John Maynard Keynes? Bertrand Russell? Herman Kahn? Apocryphal?
Dear Quote Investigator: The ongoing developments in artificial intelligence and robotics remind me of a remark attributed to the famous English economist John Maynard Keynes. Apparently, he predicted that technological advancements would allow society to adapt a fifteen-hour work week. Would you please help me to find a citation?
Quote Investigator: In 1930 John Maynard Keynes published an essay titled “Economic Possibilities for our Grandchildren” in “The Nation and Athenaeum”. He predicted a massive increase in the standard of living during the upcoming century due to progress in science and engineering:1
I would predict that the standard of life in progressive countries one hundred years hence will be between four and eight times as high as it is to-day.
Keynes believed that society would decrease the length of the average work week in response to these advances. Boldface added to excerpts by QI:2
For many ages to come the old Adam will be so strong in us that everybody will need to do some work if he is to be contented. We shall do more things for ourselves than is usual with the rich to-day, only too glad to have small duties and tasks and routines. But beyond this, we shall endeavour to spread the bread thin on the butter—to make what work there is still to be done to be as widely shared as possible.
Three-hour shifts or a fifteen-hour week may put off the problem for a great while. For three hours a day is quite enough to satisfy the old Adam in most of us!
Below are additional selected citations in chronological order.
In 1930 British intellectual Bertrand Russell published “The Conquest of Happiness”, and he discussed the conundrum of leisure time:3
Most people, when they are left free to fill their own time according to their own choice, are at a loss to think of anything sufficiently pleasant to be worth doing. And whatever they decide on, they are troubled by the feeling that something else would have been pleasanter. To be able to fill leisure intelligently is the last product of civilization, and at present very few people have reached this level.
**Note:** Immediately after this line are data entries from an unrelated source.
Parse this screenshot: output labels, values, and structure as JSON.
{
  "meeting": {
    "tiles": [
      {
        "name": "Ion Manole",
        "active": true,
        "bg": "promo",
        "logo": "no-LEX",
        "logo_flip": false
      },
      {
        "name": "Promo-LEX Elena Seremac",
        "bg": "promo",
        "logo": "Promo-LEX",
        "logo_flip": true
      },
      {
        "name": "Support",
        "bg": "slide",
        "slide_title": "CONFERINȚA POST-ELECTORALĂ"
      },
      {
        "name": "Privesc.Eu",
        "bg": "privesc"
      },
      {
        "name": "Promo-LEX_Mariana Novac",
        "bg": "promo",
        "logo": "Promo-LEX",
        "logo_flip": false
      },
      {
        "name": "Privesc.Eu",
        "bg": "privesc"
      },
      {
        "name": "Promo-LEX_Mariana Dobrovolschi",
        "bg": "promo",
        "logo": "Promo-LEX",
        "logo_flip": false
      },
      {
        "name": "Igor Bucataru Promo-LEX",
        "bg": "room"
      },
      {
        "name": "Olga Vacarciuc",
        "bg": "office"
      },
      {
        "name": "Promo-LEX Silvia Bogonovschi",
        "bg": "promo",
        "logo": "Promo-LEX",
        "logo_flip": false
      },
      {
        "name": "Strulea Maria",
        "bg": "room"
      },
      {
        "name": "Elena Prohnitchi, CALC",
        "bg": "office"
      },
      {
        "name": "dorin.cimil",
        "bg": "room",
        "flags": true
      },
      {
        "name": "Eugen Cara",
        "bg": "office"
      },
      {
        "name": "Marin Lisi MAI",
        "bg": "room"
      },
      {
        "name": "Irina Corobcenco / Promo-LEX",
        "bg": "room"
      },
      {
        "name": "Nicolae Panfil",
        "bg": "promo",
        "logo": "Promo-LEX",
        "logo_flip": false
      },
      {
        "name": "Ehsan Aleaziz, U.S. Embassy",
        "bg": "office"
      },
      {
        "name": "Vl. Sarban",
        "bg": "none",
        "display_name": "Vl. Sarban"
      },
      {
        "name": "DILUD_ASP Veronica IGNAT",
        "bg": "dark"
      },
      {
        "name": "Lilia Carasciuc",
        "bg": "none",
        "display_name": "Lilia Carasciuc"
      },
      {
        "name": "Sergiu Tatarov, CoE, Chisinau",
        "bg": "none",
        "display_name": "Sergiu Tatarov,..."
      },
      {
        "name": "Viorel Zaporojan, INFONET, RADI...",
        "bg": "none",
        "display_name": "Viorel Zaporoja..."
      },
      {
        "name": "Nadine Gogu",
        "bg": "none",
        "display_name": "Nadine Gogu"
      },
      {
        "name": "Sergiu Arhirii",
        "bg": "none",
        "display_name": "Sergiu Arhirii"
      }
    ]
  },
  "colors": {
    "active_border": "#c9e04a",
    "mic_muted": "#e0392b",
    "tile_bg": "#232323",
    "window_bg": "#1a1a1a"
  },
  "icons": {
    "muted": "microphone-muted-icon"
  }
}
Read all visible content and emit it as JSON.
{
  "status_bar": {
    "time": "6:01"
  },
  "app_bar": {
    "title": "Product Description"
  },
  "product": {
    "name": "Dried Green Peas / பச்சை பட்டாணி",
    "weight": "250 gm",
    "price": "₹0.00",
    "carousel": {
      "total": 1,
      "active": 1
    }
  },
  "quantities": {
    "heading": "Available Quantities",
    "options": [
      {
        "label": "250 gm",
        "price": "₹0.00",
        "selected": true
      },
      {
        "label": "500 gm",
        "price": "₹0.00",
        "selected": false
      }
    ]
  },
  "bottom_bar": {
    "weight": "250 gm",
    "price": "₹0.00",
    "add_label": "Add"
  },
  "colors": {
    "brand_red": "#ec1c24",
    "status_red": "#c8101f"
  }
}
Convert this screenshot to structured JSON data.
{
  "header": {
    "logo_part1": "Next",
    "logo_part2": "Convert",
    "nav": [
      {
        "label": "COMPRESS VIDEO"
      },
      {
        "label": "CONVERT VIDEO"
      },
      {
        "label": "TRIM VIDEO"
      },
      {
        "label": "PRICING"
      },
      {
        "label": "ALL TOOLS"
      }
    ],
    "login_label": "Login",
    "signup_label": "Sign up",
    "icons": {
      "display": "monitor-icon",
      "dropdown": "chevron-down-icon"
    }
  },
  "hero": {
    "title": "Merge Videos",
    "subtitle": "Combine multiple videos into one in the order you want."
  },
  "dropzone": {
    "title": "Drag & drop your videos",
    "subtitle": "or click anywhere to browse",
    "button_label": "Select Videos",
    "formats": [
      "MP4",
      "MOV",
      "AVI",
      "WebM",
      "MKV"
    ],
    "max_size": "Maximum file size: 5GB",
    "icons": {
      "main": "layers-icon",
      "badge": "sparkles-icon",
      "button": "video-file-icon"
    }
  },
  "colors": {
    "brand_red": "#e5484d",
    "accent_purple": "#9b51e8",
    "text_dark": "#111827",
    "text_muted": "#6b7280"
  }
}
Moreover, the exercise of choice is in itself tiresome.
In 1967 physicist and futurist Herman Kahn together with colleague Anthony J. Wiener published “The Year 2000: A Framework for Speculation On the Next Thirty-Three Years” which contained a prediction about the length of the future work week:4
A Leisure-Oriented “Postindustrial” Society
(~1100 Working Hours per Year)7.5 Hour Working Day
4 Working Days per Week
39 Working Weeks per Year
10 Legal Holidays
3 Day Weekends
13 Weeks per Year Vacation
(Or 147 Working Days and 218 Days Off/ Year)
The book included other speculations about robots and computers such as the following:5
- Extensive use of robots and machines “slaved” to humans
- Pervasive business use of computers for the storage, processing, and retrieval of information
- Shared time (public and interconnected?) computers generally available to home and business on a metered basis
- Other widespread use of computers for intellectual and professional assistance (translation, teaching, literature search, medical diagnosis, traffic control, crime detection, computation, design, analysis and to some degree as intellectual collaborator generally)
- Home computers to “run” household and communicate with outside world
- Home education via video and computerized and programmed learning
In 1999 the prediction of Keynes was recalled in “Newsday” newspaper of Long Island:6
It wasn’t supposed to be this way. Technology was touted as the key to shorter and easier workdays, and even John Maynard Keynes envisioned a 15-hour work week by the first half of the 21st Century. Instead, in our chase for higher standards of living, we’re joined at the hip to beepers and waking at the crack of dawn to squeeze in a yoga class before work.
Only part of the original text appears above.